Мы посланцы Божьего воинства —
корни слов скрестить
и крестить их, уродцев, крестить,
чтобы вой стоял, вой на сто
вёрст по всей округе, чтобы вам отмстить,
лжу творящим отмстить!
 
 
К парфюмерному кровоядны
блуду, к грязной слизи книг,
истребительным помелом
выметем их и выведем, как пятна,
клéйма здравых смыслов! – Дик,
речетворцев стих снесёт вас, да и поделом!
 
(ВК, с. 10)

Логика текста тут перестает быть выражением логоса – рационального слова, но становится логикой самого движения языка. «Скрестить корни» почти автоматически превращается в «крестить». «Клéйма здравых смыслов» должны быть снесены. Кончается эта главка воскрешением, в котором опять возникает мотив «тьмы»:

 
Праздничная утреня – смотри, с распятия
Он сошёл – тоска Ему на небеси, —
чтоб возглавить наши тьмы и тьмы!
 
(ВК, с. 10)

В шестой главе «Мыдым», «Рождение многих из Хлебникова», уделено особое внимание этой отделенной от индивидуального разума работе языка. Язык тут описывается не как область божественного творения, а как бесовское начало. Бесовщина тут явно связана с освобождением от Божьей воли:

 
Рифмы автор палиндромной:
дым – а через строчку – мы.
Полубдящий-полудрёмный,
бес бездомный.
<…>
Взгляд вкалывается в порядок —
и ветхий мир идёт на слом.
Бес – ядок, адок.
Гремуч и на разломы падок.
 
(ВК, с. 12)

Рай понимается как исток, к которому ведет палиндромное переворачивание строки, обращение ее к «нулю». Именно в этом переворачивании «мы», «дым» и «тьмы» возникают как эхо друг друга. Но такое обращение вспять оказывается бесовщиной (как это часто бывает с инверсией и опрокидыванием верха вниз), потому что отменяет прогрессию логоса и движение мысли. В рай ведут отмены смЫсла, которые все время перекликаются с адом. Ядок (отсылка к дьяволу как райскому змию) и адок лежат в плоскости простых фонемных соскальзываний. Шестая глава «Мыдым» завершается такой игрой фонем:

 
айя айя
песня рая
яда яда
песня ада.
 
(ВК, с. 11)

Тут хорошо видно, как смысл складывается чистым соскальзыванием фонем: я-да-песн-я-а-да.

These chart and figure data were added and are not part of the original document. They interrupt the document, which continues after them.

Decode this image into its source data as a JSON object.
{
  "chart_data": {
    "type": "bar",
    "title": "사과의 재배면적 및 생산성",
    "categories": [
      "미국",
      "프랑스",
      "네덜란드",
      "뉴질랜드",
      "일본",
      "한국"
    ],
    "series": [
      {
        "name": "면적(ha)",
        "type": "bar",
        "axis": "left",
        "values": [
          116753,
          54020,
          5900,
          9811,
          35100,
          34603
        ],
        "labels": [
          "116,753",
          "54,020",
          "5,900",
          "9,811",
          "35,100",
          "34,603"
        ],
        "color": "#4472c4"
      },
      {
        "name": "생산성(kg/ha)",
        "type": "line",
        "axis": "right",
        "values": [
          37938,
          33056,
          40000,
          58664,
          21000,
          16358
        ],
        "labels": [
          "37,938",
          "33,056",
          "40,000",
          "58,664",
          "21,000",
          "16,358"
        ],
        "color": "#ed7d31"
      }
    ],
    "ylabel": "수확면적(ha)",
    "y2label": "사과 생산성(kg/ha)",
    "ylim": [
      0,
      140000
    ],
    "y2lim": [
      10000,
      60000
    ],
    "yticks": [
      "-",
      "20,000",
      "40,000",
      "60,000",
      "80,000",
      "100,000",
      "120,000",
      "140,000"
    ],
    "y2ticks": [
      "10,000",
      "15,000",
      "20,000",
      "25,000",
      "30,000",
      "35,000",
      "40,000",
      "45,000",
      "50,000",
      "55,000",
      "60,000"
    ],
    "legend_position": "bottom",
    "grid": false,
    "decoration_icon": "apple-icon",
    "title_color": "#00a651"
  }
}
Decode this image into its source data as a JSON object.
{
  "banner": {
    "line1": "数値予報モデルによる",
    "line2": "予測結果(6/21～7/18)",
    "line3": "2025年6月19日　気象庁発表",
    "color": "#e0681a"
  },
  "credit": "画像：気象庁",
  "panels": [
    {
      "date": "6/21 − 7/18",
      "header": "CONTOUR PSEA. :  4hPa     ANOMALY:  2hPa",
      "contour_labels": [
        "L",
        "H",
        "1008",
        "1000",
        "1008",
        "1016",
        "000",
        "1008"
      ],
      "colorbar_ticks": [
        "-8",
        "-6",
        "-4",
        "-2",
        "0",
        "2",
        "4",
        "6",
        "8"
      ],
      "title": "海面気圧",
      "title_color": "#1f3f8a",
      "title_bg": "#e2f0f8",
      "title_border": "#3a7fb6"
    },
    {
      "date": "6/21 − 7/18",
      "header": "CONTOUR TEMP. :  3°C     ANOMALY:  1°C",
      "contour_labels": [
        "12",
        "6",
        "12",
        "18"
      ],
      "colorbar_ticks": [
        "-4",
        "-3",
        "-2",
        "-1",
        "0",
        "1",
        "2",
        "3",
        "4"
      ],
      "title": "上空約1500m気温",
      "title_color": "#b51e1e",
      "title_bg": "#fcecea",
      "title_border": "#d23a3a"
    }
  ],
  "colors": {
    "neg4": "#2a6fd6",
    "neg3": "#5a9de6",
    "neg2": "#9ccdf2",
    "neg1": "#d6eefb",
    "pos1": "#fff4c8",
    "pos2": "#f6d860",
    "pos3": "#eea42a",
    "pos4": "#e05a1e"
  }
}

Ад в поэме – это двойник мифического рая. Обновление языка, возвращение вспять в языковую невинность оказывается в России одновременным с открывшимся для поэта постреволюционным адом, в который происходит стремительное соскальзывание. Речь идет о движении от рациональности к варварству, которое возникает в русской поэзии в образах монголов, скифов и т. д. Язык тут подобен истории, он вершит движение без всякого логоса и участия разума. В примечании к шестой главке «Мыдым» Гандельсман приводит ее продолжение, в котором возникает «ревком» – прямое порождение сочетания «рёв» и «ком», мгновенно перерастающего в «рывком» и «ад»:

 
Ревком
и – подать рукой
до яги с клюкой,
дабы с дыбы ум —
в ад рывком.
 
 
ды-ды-ды
бы-бы-бы
 
 
В горле – ком бед?
Где комбед?
 
(ВК, с. 48–49)

В такого рода текстах сообщается нечто о состоянии вещей, но это сообщение встроено в саму суть языка. Переход от рая к аду происходит не потому, что есть некая рациональная или логическая связь между одним и другим, требующая этого перехода. Переход обозначен самой речью, лишенной всякой субъективной интенциональности, например чередованием связанных друг с другом фонем «А» и «Я».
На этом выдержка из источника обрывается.